Er fand den Widerstand.
Ein Ruf der Erleichterung drang aus seinem Mund. Hier an der Wand waren auch die Türen zu finden und natürlich die entsprechenden Lichtschalter. Er mußte sich nur bewegen, mal nach links, dann wieder nach rechts. Die Wahrscheinlichkeit war groß, daß er den einen oder anderen Schalter fand und ihn kurzerhand umlegte.
Er schaute nicht zurück. Die Angst peitschte ihn voran. Kraus wollte nicht wahrhaben, daß ihm etwas Unheimliches auf den Fersen war, für das er keine Erklärung hatte.
Ein Windzug streichelte seinen Nacken.
Das war er, das mußte er sein.
Kraus duckte sich und ließ sich zugleich in die Knie sacken. Sein Gehirn hatte ihm diesen Befehl nicht gegeben, es war der reine Überlebensimpuls gewesen.
Als er auf den Boden prallte, hörte er über sich das helle Klirren. Mit einem harten Geräusch hatte das Messer nicht seinen Körper, sondern die Wand erwischt. Gleichzeitig wußte Benito jedoch, daß es dieses Etwas auf sein Leben abgesehen hatte.
Er ließ sich fallen, rollte sich auf dem Boden herum, schaute nach oben und sah die grellweiße Maske zum Greifen nahe über sich. Aber auch das Messer.
Da schrie er schrill und laut.
Nur wollte und konnte niemand sein Schreien hören, und das Messer jagte nach unten. Es packte zu, von unsichtbaren Kräften geführt.
Immer und immer wieder.
Und eine Tenorstimme verballhornte die große Auftrittsarie des Canio, in der es hieß: Lache, Bajazzo…

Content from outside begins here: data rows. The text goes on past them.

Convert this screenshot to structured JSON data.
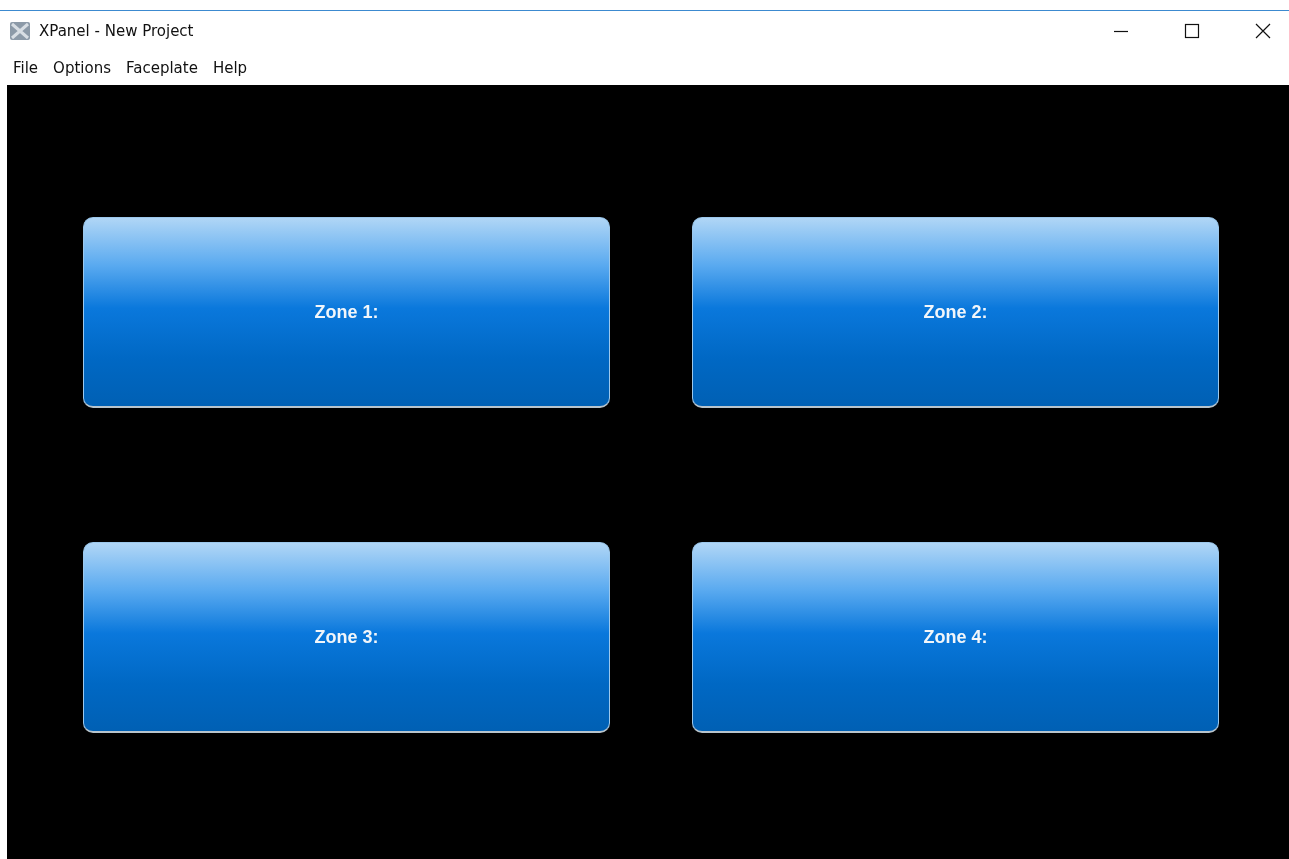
{
  "window": {
    "title": "XPanel - New Project"
  },
  "menu": [
    "File",
    "Options",
    "Faceplate",
    "Help"
  ],
  "zones": [
    {
      "label": "Zone 1:"
    },
    {
      "label": "Zone 2:"
    },
    {
      "label": "Zone 3:"
    },
    {
      "label": "Zone 4:"
    }
  ]
}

Diesmal war der Text etwas anders, doch es reichte aus, und es entsprach auch den Tatsachen.
»Töte, Bajazzo….«
Wir saßen wieder an der Bar, wo wir einen Kaffee tranken. Wir hatten uns zwei Kannen bestellt und tranken die braune Brühe aus silbernen Gefäßen.
Ich kannte die Geschichte der Sängerin, die neben mir saß und ihren Kopf gesenkt hielt.